Kingborough Council is continuing water testing at Blackmans Bay Beach, despite recent water results giving the all clear for swimming.
Mayor, Paula Wriedt said investigating the poor water quality at Blackmans Bay Beach is, and will continue to be, a priority for Council.
“Local Councils, the Derwent Estuary Program and the Environmental Protection Authority collect water samples from 35 sites throughout the Derwent Estuary each Tuesday during swimming season, from the start of December to the end of March,” Cr Wriedt said.
“This program is called the Beach Watch Program and it has been running for over 20 years.
“Following the high levels of bacteria (enterococci) detected at Blackmans Bay Beach as part of the Program, Council erected signs advising against swimming.
“On April 6, test results improved, and the no swim advisory signs were taken down.
“While the swimming season has finished and signs have now been removed , Council Officers continue to investigate recent poor water quality trends at the beach.

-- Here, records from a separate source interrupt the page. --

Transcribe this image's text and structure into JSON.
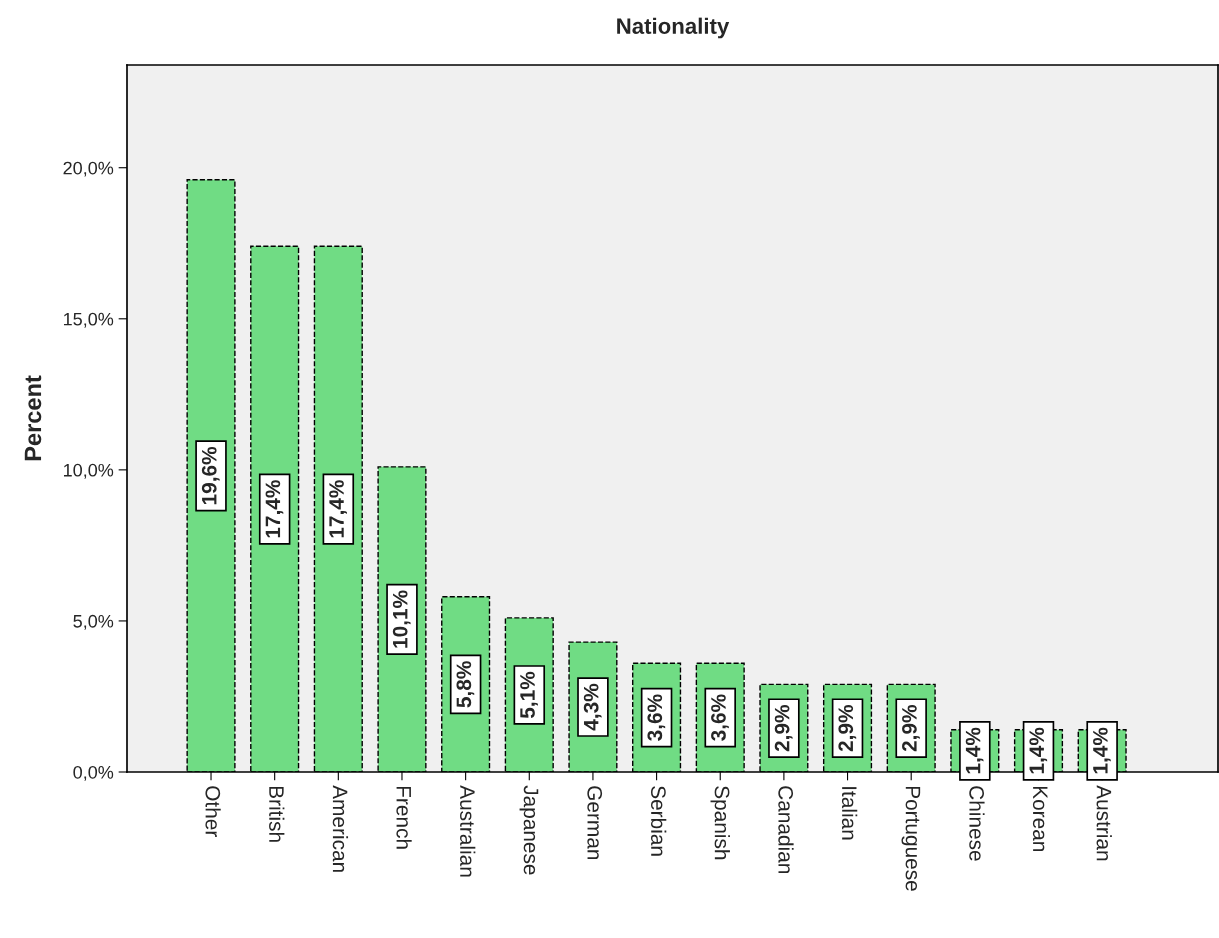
{
  "chart_data": {
    "type": "bar",
    "title": "Nationality",
    "ylabel": "Percent",
    "categories": [
      "Other",
      "British",
      "American",
      "French",
      "Australian",
      "Japanese",
      "German",
      "Serbian",
      "Spanish",
      "Canadian",
      "Italian",
      "Portuguese",
      "Chinese",
      "Korean",
      "Austrian"
    ],
    "values": [
      19.6,
      17.4,
      17.4,
      10.1,
      5.8,
      5.1,
      4.3,
      3.6,
      3.6,
      2.9,
      2.9,
      2.9,
      1.4,
      1.4,
      1.4
    ],
    "value_labels": [
      "19,6%",
      "17,4%",
      "17,4%",
      "10,1%",
      "5,8%",
      "5,1%",
      "4,3%",
      "3,6%",
      "3,6%",
      "2,9%",
      "2,9%",
      "2,9%",
      "1,4%",
      "1,4%",
      "1,4%"
    ],
    "color": "#70dc84",
    "ylim": [
      0,
      23.4
    ],
    "yticks": [
      {
        "value": 0,
        "label": "0,0%"
      },
      {
        "value": 5,
        "label": "5,0%"
      },
      {
        "value": 10,
        "label": "10,0%"
      },
      {
        "value": 15,
        "label": "15,0%"
      },
      {
        "value": 20,
        "label": "20,0%"
      }
    ],
    "grid": false,
    "legend": false
  }
}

“The presence of this type of bacteria in water samples is an indicator of faecal contamination.
“There are many ways that bacteria can end up in the beach water:
- Sewerage spills can be caused by:
- Failed/broken sewerage infrastructure,
- Blockages in pipes,
- Cross connections in people’s homes – sewerage connected to stormwater and visa versa,
- Animal faeces and other material being washed down the roads into the stormwater system after rainfall, and
- Large flocks of seagulls in the water.
“There have been a number of sewer spills recently that may have contributed to the poor water quality results.
“It’s also important to understand that we all have a responsibility for keeping our beaches bacteria free.
“One of the main ways people can help prevent blockages is by putting only the three P’s down the toilet – Poo, Pee and (toilet) Paper.
“Council’s Stormwater Investigations Officer has been on the ground across the catchment, testing outfalls, checking connections and following up reports of contamination to trace the possible bacteria sources.
“Council will also be working collaboratively with TasWater across the cooler months, sampling and actively investigating the Blackmans Bay catchment.
“Blackmans Bay water quality is an important priority for Council, and we do appreciate the community alerting us to issues that they see in their areas.”